Devlet dayanağının ehemmiyetine vurgu
Ülke genelinde 1999 Marmara Zelzelesi öncesi şartnamelerle yapılmış çok büyük bir yapı stokunun bulunuyor olması nedeniyle, ‘afet odaklı’ yaklaşımla kentsel dönüşüm adımlarının hızlandırılmasının değerine işaret edilen raporda, tıpkı vakitte bu hayati sürecin vatandaşın inisiyatifine bırakılmadan başlatılıp sonuçlandırılması ve inançsız yapıların süratle tahliye edilerek dönüşümün devletin dayanağıyla gerçekleştirilmesi gereksinimi vurgulandı.

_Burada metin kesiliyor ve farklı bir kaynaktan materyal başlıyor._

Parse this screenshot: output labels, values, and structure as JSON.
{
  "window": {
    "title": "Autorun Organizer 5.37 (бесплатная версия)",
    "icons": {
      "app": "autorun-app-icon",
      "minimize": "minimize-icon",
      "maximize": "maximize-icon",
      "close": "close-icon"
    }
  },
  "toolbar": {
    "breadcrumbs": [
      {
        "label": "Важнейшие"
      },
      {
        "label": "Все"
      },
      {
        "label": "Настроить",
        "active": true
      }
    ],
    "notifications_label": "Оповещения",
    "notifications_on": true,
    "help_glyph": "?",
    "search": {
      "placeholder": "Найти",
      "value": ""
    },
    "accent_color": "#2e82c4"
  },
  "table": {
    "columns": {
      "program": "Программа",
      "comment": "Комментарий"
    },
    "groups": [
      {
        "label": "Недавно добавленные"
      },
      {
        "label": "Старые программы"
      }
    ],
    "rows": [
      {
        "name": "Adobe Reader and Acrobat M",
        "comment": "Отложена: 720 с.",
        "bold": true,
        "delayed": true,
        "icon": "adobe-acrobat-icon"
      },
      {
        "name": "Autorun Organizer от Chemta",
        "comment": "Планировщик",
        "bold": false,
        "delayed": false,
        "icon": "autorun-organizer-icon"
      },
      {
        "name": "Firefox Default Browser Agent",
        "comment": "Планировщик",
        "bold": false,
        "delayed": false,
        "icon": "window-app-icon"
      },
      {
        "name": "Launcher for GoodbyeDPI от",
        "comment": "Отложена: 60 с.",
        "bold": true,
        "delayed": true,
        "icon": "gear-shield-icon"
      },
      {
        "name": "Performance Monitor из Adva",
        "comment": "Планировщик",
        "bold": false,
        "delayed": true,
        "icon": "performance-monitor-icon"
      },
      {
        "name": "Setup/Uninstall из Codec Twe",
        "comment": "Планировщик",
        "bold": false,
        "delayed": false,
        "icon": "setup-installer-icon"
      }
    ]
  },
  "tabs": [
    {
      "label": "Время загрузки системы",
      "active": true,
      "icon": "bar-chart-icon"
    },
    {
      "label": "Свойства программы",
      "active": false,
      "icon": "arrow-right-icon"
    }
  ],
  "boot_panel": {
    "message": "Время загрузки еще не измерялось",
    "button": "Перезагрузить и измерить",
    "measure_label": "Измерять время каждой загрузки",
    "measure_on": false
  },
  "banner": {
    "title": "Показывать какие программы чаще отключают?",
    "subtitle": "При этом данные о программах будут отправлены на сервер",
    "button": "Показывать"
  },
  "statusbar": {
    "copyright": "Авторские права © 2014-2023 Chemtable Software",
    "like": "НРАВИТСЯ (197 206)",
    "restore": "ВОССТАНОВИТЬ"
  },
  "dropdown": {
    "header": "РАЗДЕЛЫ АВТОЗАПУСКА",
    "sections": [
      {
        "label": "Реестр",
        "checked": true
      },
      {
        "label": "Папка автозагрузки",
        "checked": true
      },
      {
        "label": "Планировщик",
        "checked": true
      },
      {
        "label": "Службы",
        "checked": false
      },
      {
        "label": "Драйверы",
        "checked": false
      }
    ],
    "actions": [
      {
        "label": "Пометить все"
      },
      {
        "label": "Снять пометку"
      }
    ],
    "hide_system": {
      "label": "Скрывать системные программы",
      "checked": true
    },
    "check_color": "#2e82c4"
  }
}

Ekonomik gelişmeler sonucunda düşen alım gücü ve içinde bulunulan enflasyonist ortamın toplumun geniş bölümleri için krediye erişimde büyük mahzur teşkil ettiği de belirtilerek, ülke genelindeki kentsel dönüşüm konusunda yalnızca İstanbul’daki gereksinimin bile kapsamlı finansal tahliller gerektirdiği hatırlatıldı. Çalışmada ayrıyeten, hayati bir öge olan yapı güvenliğinin sağlanması için inşaat dalının denetimli biçimde gelişmesinin ehemmiyeti belirtilerek, “Sektör sağlıklı biçimde yapılanmadan ülkemizin kalkınma gayelerinin sürdürülmesi de mümkün değildir” değerlendirmesine yer verildi.